When used in relation to a serial connection, "TTL" is often (incorrectly) used to mean "logic level" as opposed to higher +/- voltage RS-232 levels. Whenever I see the term, I assume it means negative logic and low voltage logic levels, but I make no assumptions about the actual voltage levels. Always read the data sheet.

This thread is going down a rat hole arguing over the thresholds of various device families, all because the TTL term was taken literally. The only real answer is to ignore the term which could have been used erroneously, and just look at the specifications of the device. If the device's specs aren't detailed enough, look at the chip that is the actual interface and check it's data sheet. It's the only way to know for sure.

This thread is going down a rat hole arguing over the thresholds of various device families, all because the TTL term was taken literally.

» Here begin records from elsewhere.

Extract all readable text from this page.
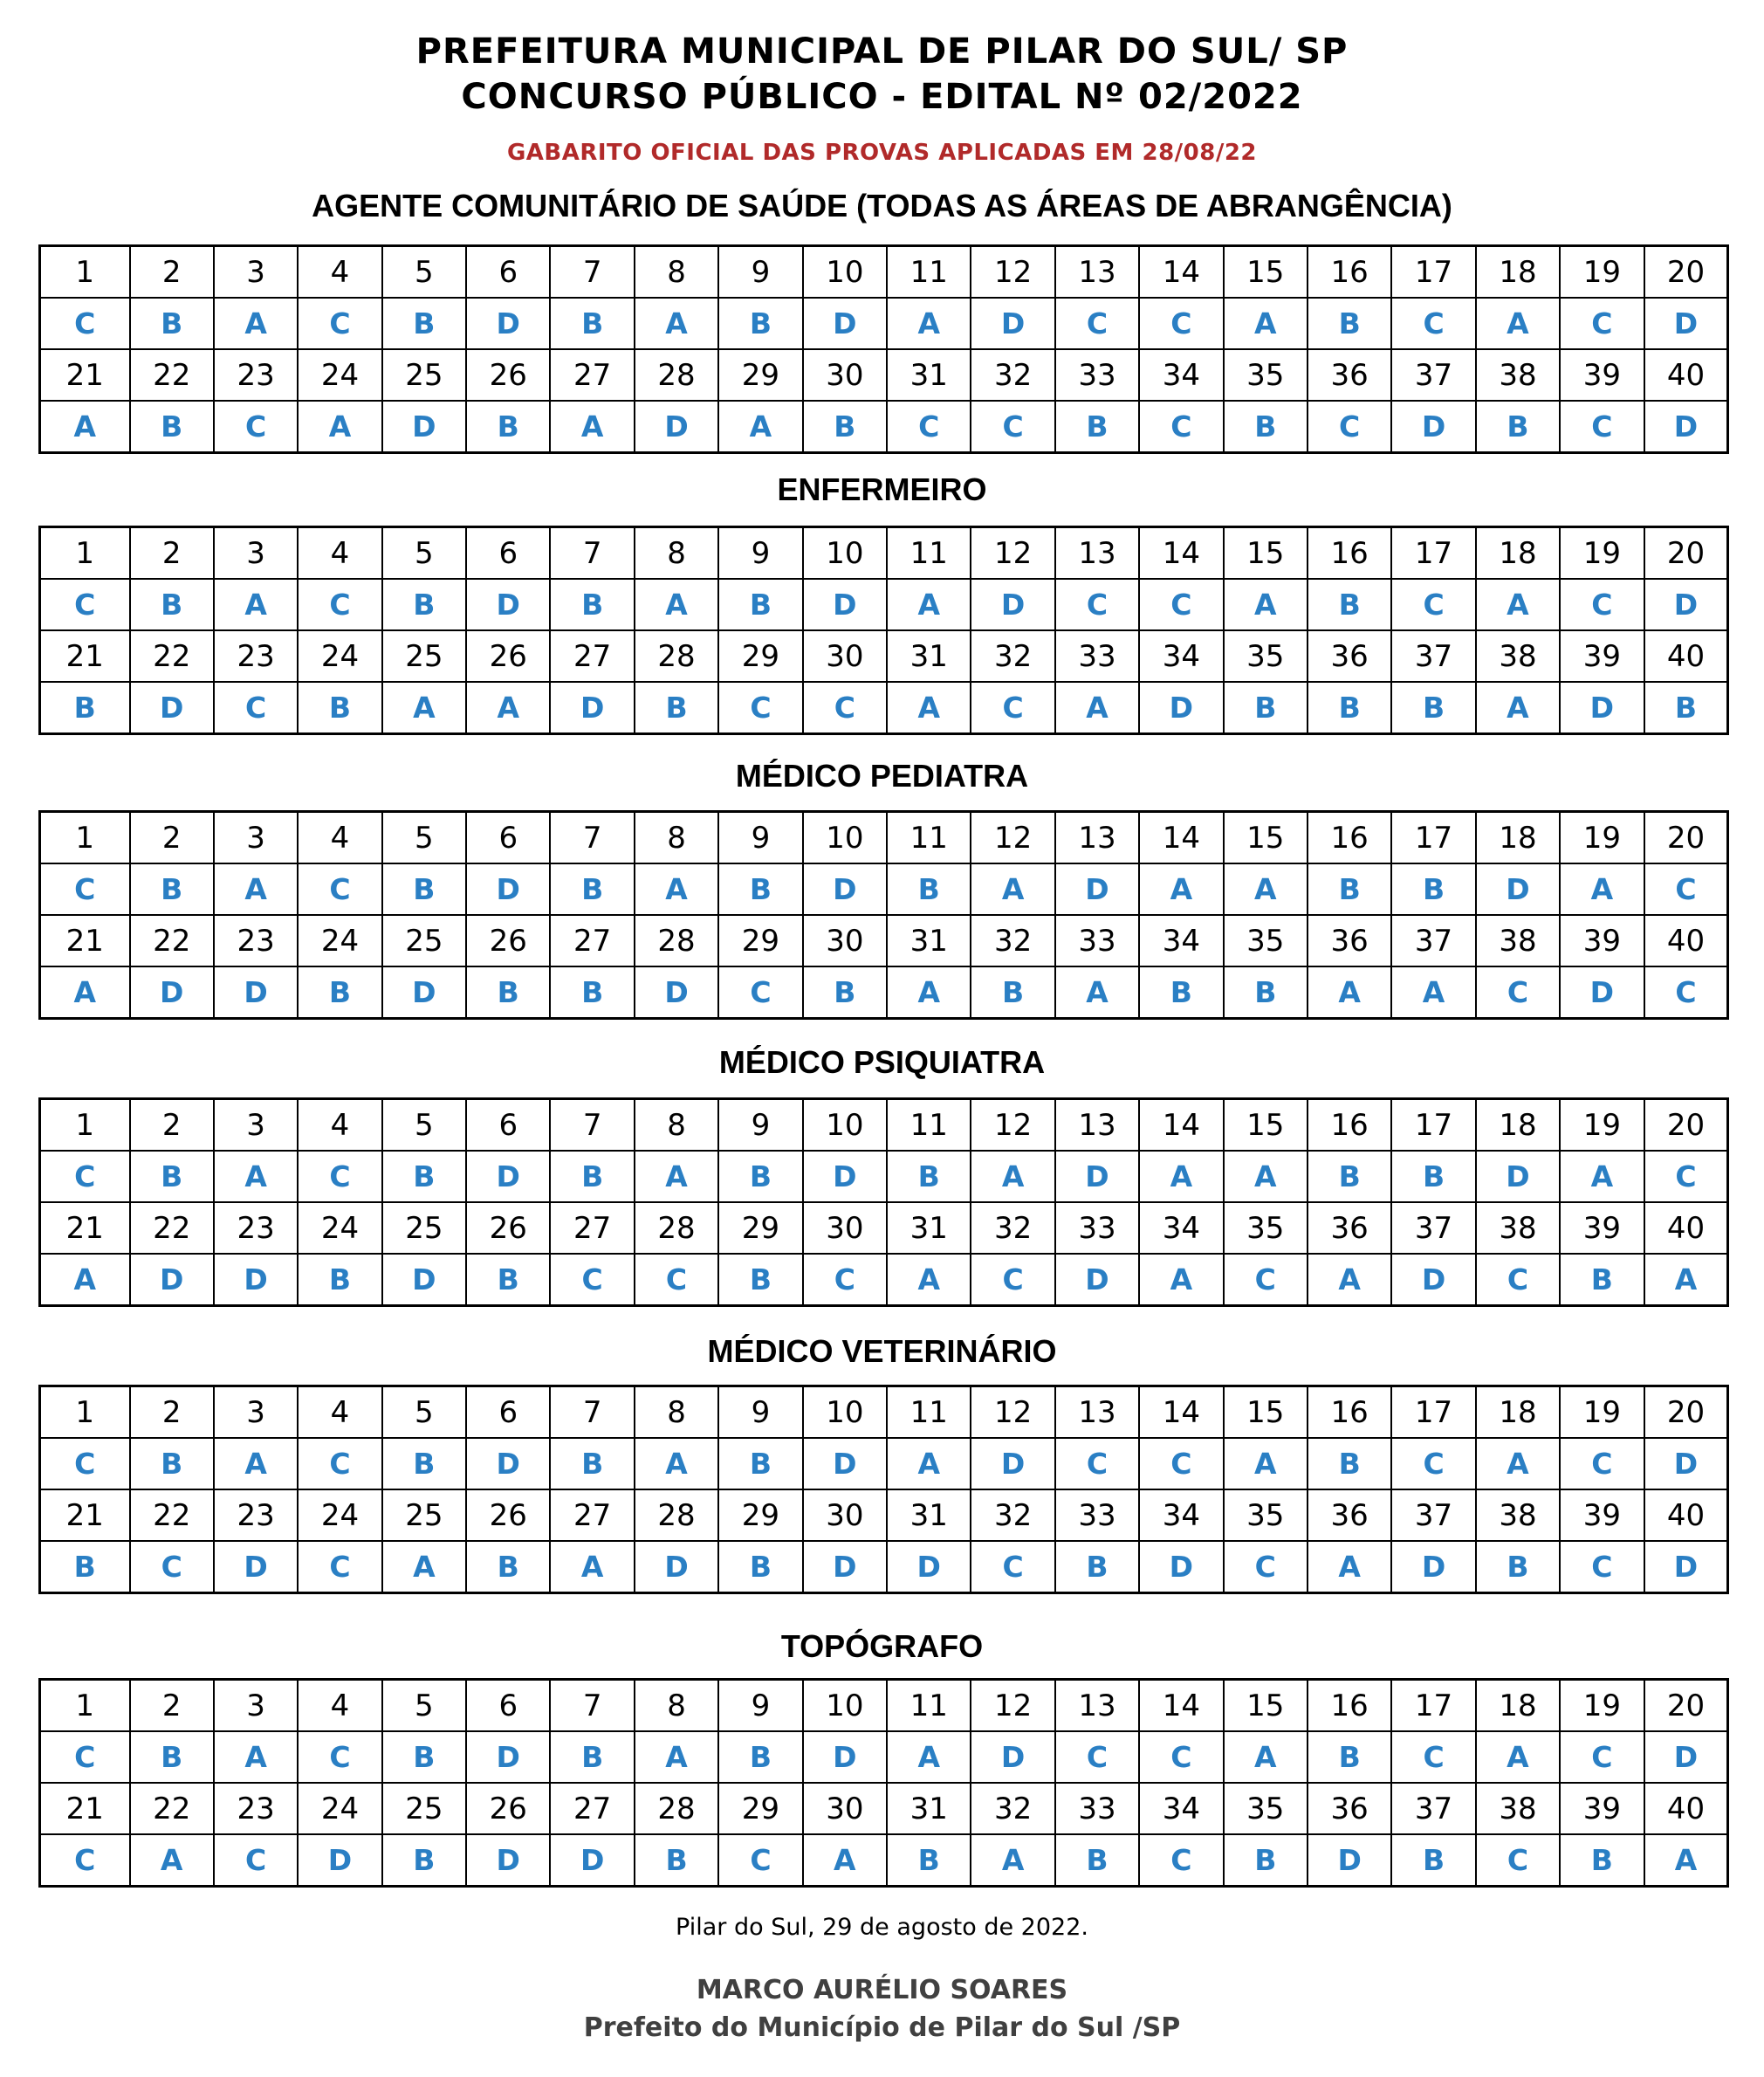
PREFEITURA MUNICIPAL DE PILAR DO SUL/ SP
CONCURSO PÚBLICO - EDITAL Nº 02/2022
GABARITO OFICIAL DAS PROVAS APLICADAS EM 28/08/22
AGENTE COMUNITÁRIO DE SAÚDE (TODAS AS ÁREAS DE ABRANGÊNCIA)
1	2	3	4	5	6	7	8	9	10	11	12	13	14	15	16	17	18	19	20
C	B	A	C	B	D	B	A	B	D	A	D	C	C	A	B	C	A	C	D
21	22	23	24	25	26	27	28	29	30	31	32	33	34	35	36	37	38	39	40
A	B	C	A	D	B	A	D	A	B	C	C	B	C	B	C	D	B	C	D
ENFERMEIRO
1	2	3	4	5	6	7	8	9	10	11	12	13	14	15	16	17	18	19	20
C	B	A	C	B	D	B	A	B	D	A	D	C	C	A	B	C	A	C	D
21	22	23	24	25	26	27	28	29	30	31	32	33	34	35	36	37	38	39	40
B	D	C	B	A	A	D	B	C	C	A	C	A	D	B	B	B	A	D	B
MÉDICO PEDIATRA
1	2	3	4	5	6	7	8	9	10	11	12	13	14	15	16	17	18	19	20
C	B	A	C	B	D	B	A	B	D	B	A	D	A	A	B	B	D	A	C
21	22	23	24	25	26	27	28	29	30	31	32	33	34	35	36	37	38	39	40
A	D	D	B	D	B	B	D	C	B	A	B	A	B	B	A	A	C	D	C
MÉDICO PSIQUIATRA
1	2	3	4	5	6	7	8	9	10	11	12	13	14	15	16	17	18	19	20
C	B	A	C	B	D	B	A	B	D	B	A	D	A	A	B	B	D	A	C
21	22	23	24	25	26	27	28	29	30	31	32	33	34	35	36	37	38	39	40
A	D	D	B	D	B	C	C	B	C	A	C	D	A	C	A	D	C	B	A
MÉDICO VETERINÁRIO
1	2	3	4	5	6	7	8	9	10	11	12	13	14	15	16	17	18	19	20
C	B	A	C	B	D	B	A	B	D	A	D	C	C	A	B	C	A	C	D
21	22	23	24	25	26	27	28	29	30	31	32	33	34	35	36	37	38	39	40
B	C	D	C	A	B	A	D	B	D	D	C	B	D	C	A	D	B	C	D
TOPÓGRAFO
1	2	3	4	5	6	7	8	9	10	11	12	13	14	15	16	17	18	19	20
C	B	A	C	B	D	B	A	B	D	A	D	C	C	A	B	C	A	C	D
21	22	23	24	25	26	27	28	29	30	31	32	33	34	35	36	37	38	39	40
C	A	C	D	B	D	D	B	C	A	B	A	B	C	B	D	B	C	B	A
Pilar do Sul, 29 de agosto de 2022.
MARCO AURÉLIO SOARES
Prefeito do Município de Pilar do Sul /SP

The only real answer is to ignore the term which could have been used erroneously, and just look at the specifications of the device. If the device's specs aren't detailed enough, look at the chip that is the actual interface and check it's data sheet. It's the only way to know for sure.

That's funny because the SPECs for the KOBOs don't mention TTL at all. It lists USB or mini USB or Micro USB, but ABSOLUTELY NOTHING ABOUT TTL.

As everyone knows USB is RS-485 differential drive. The voltage levels may be 5V but I would hardly call USB TTL, simply because it is not compatible with TTL chips , which is in fact the entire reason you need the onboard FTDI chip or a standalone FTDI if interfacing with a Pro-Mini or ATmega328 chip.

So once again , we have been given bad Intell.

@OP, Please explain why you stated the KOBO uses TTL. Cite your reference links.

Thanks for bringing that up Shapeshifter.

I understand my previous comment here went unnoticed... the Kobo has an internal serial connection (RX/TX), it's not exposed to the end user but can be reached if one disregards warranty and opens the case.

It transmits the output of its linux-ish OS at 115,200 baud, if I remember correctly, and can be read using a simple USB-to-UART adapter (5V). SoftwareSerial is not capable of receiving this. When I played with this connection, about a year and a half ago, I couldn't find a way to get a response from the device, but that doesn't prove anything :)

if I remember correctly, and can be read using a simple USB-to-UART adapter (5V).

It would have been nice if you had mentioned this when you mentioned the TTL port on the board (which I couldn't find any indication of in the specs)

USB-to-UART

is FTDI (USB to TTL). FTDI

When I played with this connection, about a year and a half ago, I couldn't find a way to get a response from the device, but that doesn't prove anything :)

How exactly did you try to do that ?

raschemmel: It would have been nice if you had mentioned this when you mentioned the TTL port on the board (which I couldn't find any indication of in the specs)

...are you referring to me or to the OP?

raschemmel: is FTDI (USB to TTL). FTDI

FTDI is a specific manufacturer, there are plenty others - I used a $2 no-brand module from china :)

raschemmel: How exactly did you try to do that ?

Sent all sorts of characters and strings... nothing seemed to have any effect. But again, I might have missed something obvious.